Una difesa statica del tipo passivo, di quelle proporzioni, non presidiata da truppe, non avrebbe potuto avere alcun significato di rilevanza strategico-militare. Il nemico avrebbe superato l'ostacolo senza subire alcuna perdita e sarebbe stato quanto mai pronto ad attaccare ancora più baldanzoso e ringalluzzito di prima l'altro muro e così ancora l'altro fino a raggiungere il cuore della città. Sempre che nelle intenzioni dei Messapi quelle enormi costruzioni non servissero, con la loro maestosità, esclusivamente, ad impressionare, intimorire, e quindi a scoraggiare l'eventuale nemico. Forma di difesa psicologica? Potrebbe anche essere, perché no. Personalmente ci credo molto poco. Quelle opere devono essere state presidiate e difese tenacemente dall'esercito confederato. La strategia adottata dall'esercito messapico doveva essere, per forza di cose, una guerra di logoramento sistematico del nemico con atti di guerriglia, sporadiche scaramucce, ma mai scontri decisivi veri e propri in campo aperto tra gli eserciti contrapposti. La cinta di mura intorno alla città ci fa pensare proprio a questa forma di organizzazione militare.

La lunghezza della cerchia, di norma, doveva aggirarsi intorno ai tre chilometri (a Ceglie risulta invece molto più estesa) e racchiudere una superficie di poco superiore ai 75 ettari. Della loro fattura sappiamo molto poco. Potremmo ipotizzare che Ceglie fosse una città davvero molto grande oppure che l’intera confederazione messapica (o Peuceta?) difendesse il caposaldo cegliese.

Mura concentriche e circolari preceduti da ampi fossati (Lino Patruno, Puglia e Basilicata – Mura, Castelli e dimore, Verona 1996, cap. Ceglie Messapica, p.28, 67).

Al centro della cinta muraria, insiste una collina su cui sorgeva l’acròpoli. La parte alta della città era collegata per mezzo di camminamenti, ma più che camminamenti erano dei veri e propri sentieri attualmente conosciuti, nel nostro dialetto, quali passatùr’, i quali seguivano, giustamente, l’orografia del luogo. Uno di questi più noto come li cient’scalùn’ univa la parte più a valle del territorio cittadino (odierna Casa di riposo San Giuseppe) con l’acròpoli (odierno castello).
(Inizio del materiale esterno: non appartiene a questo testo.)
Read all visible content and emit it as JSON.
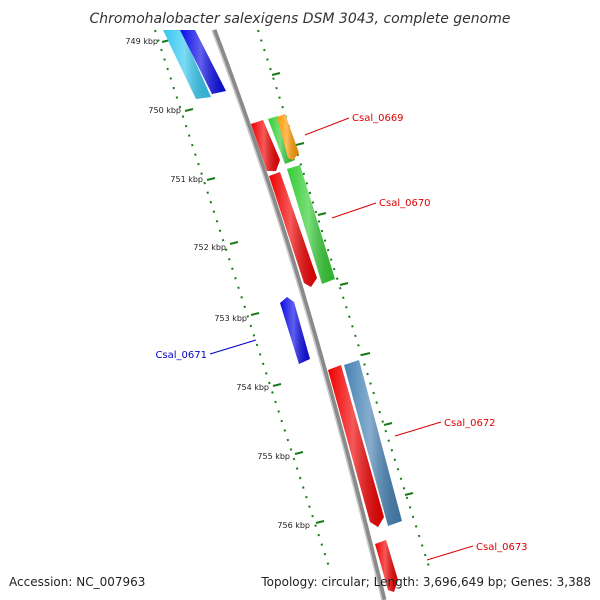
{
  "title": "Chromohalobacter salexigens DSM 3043, complete genome",
  "accession": "Accession: NC_007963",
  "topology": "Topology: circular; Length: 3,696,649 bp; Genes: 3,388",
  "colors": {
    "backbone": "#8c8c8c",
    "ticks": "#1a7a1a",
    "forward_label": "#e00000",
    "reverse_label": "#0000cc",
    "title": "#333333"
  },
  "ticks": [
    {
      "label": "749 kbp"
    },
    {
      "label": "750 kbp"
    },
    {
      "label": "751 kbp"
    },
    {
      "label": "752 kbp"
    },
    {
      "label": "753 kbp"
    },
    {
      "label": "754 kbp"
    },
    {
      "label": "755 kbp"
    },
    {
      "label": "756 kbp"
    }
  ],
  "gene_labels": [
    {
      "name": "Csal_0669",
      "strand": "forward"
    },
    {
      "name": "Csal_0670",
      "strand": "forward"
    },
    {
      "name": "Csal_0671",
      "strand": "reverse"
    },
    {
      "name": "Csal_0672",
      "strand": "forward"
    },
    {
      "name": "Csal_0673",
      "strand": "forward"
    }
  ],
  "features": [
    {
      "name": "cyan-feature",
      "color": "#33c8f0"
    },
    {
      "name": "blue-feature-top",
      "color": "#0a0ae6"
    },
    {
      "name": "red-feature-0669",
      "color": "#f00000"
    },
    {
      "name": "green-feature-0669",
      "color": "#33cc33"
    },
    {
      "name": "orange-feature-0669",
      "color": "#ff9900"
    },
    {
      "name": "red-feature-0670",
      "color": "#f00000"
    },
    {
      "name": "green-feature-0670",
      "color": "#33cc33"
    },
    {
      "name": "blue-feature-0671",
      "color": "#0a0ae6"
    },
    {
      "name": "red-feature-0672",
      "color": "#f00000"
    },
    {
      "name": "steelblue-feature-0672",
      "color": "#4682b4"
    },
    {
      "name": "red-feature-0673",
      "color": "#f00000"
    }
  ]
}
            Quel passatùr’ unitamente all'altro detto di Sant'Anna furono tagliati in vari tronconi, una prima volta, quando fu costruita la strada per Ostuni (1860-1887), una seconda volta, quando transitò la ferrovia Locorotondo - Francavilla Fontana (1924), ed una terza volta, quando, negli anni Cinquanta del secolo scorso, fu costruita la circonvallazione Nord-Est. In quest’ultima occasione furono scavati nella roccia, a forza di braccia (con gli attrezzi del tempo, i cosiddetti picconi), gli ultimi quindici gradini circa. Sono, infatti, completamente diversi dagli altri.

Il sentiero in questione fu reso percorribile, così come noi lo vediamo oggi, all’inizio degli anni Venti del secolo passato, per contrastare la forte disoccupazione di quegli anni, con l’apertura di un cantiere di lavoro, denominato Pane e Lavoro.

Quello di Sant'Anna collegava la parte bassa del territorio (zona stazione FSE) con il tempio dedicato a Latona, odierna chiesa di Sant'Anna (cfr. G. Scatigna Minghetti, Vestigia di icone sacre a Ceglie Messapica, Fasano 1995, p.6; cfr. L. Di Presa, Dedicata a Latona non a Giunone l'abbazia di Ceglie, in "La Gazzetta di Mezzogiorno", Bari agosto 1987, p.14). Una diramazione portava ad altro tempio pagano posto dove ora insorge la chiesa di San Rocco.